I love the concept of thieves imitating DEA agents to raid drug houses. The raids are calculated, written in a style I can only compare to THE WIRE. There is an urban war feel to the first act of DOPE THIEF delivered in a way that’s both realistic and humbling. Almost a case of Robin Hood with the dope thieves performing a public good by way of eliminating the competition for a much larger player. Justifiable as it may seem, it’s oh so violent with a knife edge balancing act omnipresent throughout each raid. You wait for it to go pear shaped and the author doesn’t disappoint.

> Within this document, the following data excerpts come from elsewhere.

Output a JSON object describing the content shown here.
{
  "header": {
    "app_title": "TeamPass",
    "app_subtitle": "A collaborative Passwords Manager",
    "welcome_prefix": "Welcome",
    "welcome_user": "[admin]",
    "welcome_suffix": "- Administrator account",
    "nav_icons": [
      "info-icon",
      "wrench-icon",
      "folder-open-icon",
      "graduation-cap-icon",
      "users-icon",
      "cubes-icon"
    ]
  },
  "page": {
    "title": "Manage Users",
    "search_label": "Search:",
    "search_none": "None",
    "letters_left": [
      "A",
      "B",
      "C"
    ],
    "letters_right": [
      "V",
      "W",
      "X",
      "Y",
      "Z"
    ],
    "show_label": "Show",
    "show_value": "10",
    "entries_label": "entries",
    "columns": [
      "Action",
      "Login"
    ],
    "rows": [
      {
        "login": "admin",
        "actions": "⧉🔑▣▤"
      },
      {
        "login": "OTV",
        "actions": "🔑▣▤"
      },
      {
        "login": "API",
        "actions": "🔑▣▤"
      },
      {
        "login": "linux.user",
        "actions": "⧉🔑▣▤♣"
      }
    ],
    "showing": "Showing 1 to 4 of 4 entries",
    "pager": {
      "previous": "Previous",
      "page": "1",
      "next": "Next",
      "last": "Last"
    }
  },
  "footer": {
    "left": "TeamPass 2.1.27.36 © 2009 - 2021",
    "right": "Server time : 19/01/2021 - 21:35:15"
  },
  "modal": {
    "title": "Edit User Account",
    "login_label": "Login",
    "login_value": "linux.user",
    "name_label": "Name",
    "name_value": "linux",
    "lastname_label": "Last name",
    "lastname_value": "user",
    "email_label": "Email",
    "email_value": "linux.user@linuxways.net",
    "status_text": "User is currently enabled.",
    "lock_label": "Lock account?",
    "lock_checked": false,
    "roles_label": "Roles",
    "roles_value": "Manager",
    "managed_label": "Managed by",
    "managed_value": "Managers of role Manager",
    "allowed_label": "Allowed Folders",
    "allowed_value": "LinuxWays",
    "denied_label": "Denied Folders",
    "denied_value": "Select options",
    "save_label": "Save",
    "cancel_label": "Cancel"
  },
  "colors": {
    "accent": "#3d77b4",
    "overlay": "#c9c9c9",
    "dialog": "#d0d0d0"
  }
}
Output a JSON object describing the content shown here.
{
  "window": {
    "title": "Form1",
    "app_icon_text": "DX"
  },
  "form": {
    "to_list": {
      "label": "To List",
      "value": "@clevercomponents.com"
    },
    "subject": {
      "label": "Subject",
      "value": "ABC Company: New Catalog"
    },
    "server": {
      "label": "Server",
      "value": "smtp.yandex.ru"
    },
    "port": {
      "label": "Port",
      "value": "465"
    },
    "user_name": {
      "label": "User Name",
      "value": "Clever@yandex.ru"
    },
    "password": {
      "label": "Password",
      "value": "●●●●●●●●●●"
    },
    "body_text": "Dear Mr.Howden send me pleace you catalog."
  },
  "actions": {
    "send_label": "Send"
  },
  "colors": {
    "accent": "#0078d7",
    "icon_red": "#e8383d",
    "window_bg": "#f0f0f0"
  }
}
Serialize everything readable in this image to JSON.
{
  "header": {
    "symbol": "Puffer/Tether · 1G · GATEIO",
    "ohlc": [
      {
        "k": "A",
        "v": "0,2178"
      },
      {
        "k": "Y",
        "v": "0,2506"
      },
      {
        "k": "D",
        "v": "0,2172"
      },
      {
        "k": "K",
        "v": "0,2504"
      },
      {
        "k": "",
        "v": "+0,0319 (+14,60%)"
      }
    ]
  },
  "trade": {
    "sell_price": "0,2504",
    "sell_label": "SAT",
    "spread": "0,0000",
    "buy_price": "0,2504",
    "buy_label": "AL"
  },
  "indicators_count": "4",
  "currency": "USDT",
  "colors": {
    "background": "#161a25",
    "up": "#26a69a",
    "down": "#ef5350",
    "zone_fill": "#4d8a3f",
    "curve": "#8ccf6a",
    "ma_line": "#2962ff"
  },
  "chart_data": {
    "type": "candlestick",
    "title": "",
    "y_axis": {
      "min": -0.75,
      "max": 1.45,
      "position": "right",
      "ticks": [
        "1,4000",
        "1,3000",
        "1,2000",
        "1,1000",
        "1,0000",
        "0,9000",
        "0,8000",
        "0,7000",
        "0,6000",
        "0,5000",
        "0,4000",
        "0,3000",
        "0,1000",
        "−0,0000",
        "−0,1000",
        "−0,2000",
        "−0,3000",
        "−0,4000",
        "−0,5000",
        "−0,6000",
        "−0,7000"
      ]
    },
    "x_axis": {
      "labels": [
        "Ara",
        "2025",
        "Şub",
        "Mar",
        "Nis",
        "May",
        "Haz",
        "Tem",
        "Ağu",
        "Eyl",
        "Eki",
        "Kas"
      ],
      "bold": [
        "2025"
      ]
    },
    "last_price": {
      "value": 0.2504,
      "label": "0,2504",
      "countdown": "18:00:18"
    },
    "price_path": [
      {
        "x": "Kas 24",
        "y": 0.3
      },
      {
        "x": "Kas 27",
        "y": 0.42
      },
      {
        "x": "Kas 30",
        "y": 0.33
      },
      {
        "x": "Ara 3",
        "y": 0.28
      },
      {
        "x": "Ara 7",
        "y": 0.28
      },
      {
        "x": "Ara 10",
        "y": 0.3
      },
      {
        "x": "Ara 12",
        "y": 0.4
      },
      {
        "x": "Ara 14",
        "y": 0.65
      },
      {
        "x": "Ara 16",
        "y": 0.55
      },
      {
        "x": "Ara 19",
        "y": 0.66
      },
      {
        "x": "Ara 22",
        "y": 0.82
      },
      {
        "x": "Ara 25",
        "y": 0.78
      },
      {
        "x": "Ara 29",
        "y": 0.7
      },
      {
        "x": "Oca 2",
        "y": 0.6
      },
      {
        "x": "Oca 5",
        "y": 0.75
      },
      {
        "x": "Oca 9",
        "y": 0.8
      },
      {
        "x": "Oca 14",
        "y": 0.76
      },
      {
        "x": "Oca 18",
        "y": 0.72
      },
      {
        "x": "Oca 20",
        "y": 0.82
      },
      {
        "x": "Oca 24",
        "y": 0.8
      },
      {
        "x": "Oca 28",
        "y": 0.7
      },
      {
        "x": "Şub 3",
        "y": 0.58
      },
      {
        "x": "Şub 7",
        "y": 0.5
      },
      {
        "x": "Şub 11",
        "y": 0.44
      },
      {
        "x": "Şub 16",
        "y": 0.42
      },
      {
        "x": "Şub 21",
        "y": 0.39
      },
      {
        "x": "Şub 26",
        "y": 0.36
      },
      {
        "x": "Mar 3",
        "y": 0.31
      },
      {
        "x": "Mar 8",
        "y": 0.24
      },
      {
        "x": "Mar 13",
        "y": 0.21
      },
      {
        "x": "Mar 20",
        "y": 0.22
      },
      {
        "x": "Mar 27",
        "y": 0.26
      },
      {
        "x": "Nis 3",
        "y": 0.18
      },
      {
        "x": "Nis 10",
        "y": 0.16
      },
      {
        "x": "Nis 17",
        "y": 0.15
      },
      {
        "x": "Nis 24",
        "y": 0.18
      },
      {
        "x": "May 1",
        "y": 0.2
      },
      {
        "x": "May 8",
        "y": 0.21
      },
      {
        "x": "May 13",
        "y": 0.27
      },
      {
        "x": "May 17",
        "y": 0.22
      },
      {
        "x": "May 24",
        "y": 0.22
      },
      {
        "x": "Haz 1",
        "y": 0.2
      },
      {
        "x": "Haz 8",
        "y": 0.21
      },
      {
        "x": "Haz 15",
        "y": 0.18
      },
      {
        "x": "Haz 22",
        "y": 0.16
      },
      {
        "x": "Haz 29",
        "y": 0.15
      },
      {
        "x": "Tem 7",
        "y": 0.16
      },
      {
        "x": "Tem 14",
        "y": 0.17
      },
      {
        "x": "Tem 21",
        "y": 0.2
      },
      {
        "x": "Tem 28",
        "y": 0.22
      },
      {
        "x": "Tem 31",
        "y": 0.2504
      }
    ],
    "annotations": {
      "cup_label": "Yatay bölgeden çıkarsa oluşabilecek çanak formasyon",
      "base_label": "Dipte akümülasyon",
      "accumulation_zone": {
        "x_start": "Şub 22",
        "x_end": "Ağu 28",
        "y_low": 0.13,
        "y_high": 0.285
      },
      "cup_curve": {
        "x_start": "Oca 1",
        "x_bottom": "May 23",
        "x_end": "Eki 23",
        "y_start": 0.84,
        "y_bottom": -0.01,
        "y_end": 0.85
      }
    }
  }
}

“Laying there spattered with blood under the white moon like a hull of bone, he saw that there was almost nothing in it and that all around him were the dogs that slinked under the table and chewed each other’s throats for scraps….Ripping at each other with teeth and black claws and the whole time dying themselves, worn thin and bleeding. Wandering away to die alone or killed for their weakness.”
Ray and Manny become embroiled in a bikie drug war after accepting a raid by middleman Ho which lands them in the thick of bullets and bodies. No longer does the quick score seem as important, as Ray and Manny try to keep their heads away from the chopping block. While the violence is plentiful, the introspective dialogue and flashbacks to an unfortunate event which resulted in the death of Ray’s teen girlfriend really drive DOPE THIEF, turning it from pure entertainment to sometime much more meaningful. Ray’s past both condemns and redeems him - for me, the highlight of the novel.
DOPE THIEF is a very well written and multi faceted noir catering to the violent edged fiction enthusiasts and those readers who enjoy character driven journey tales laden with heartache and break alike.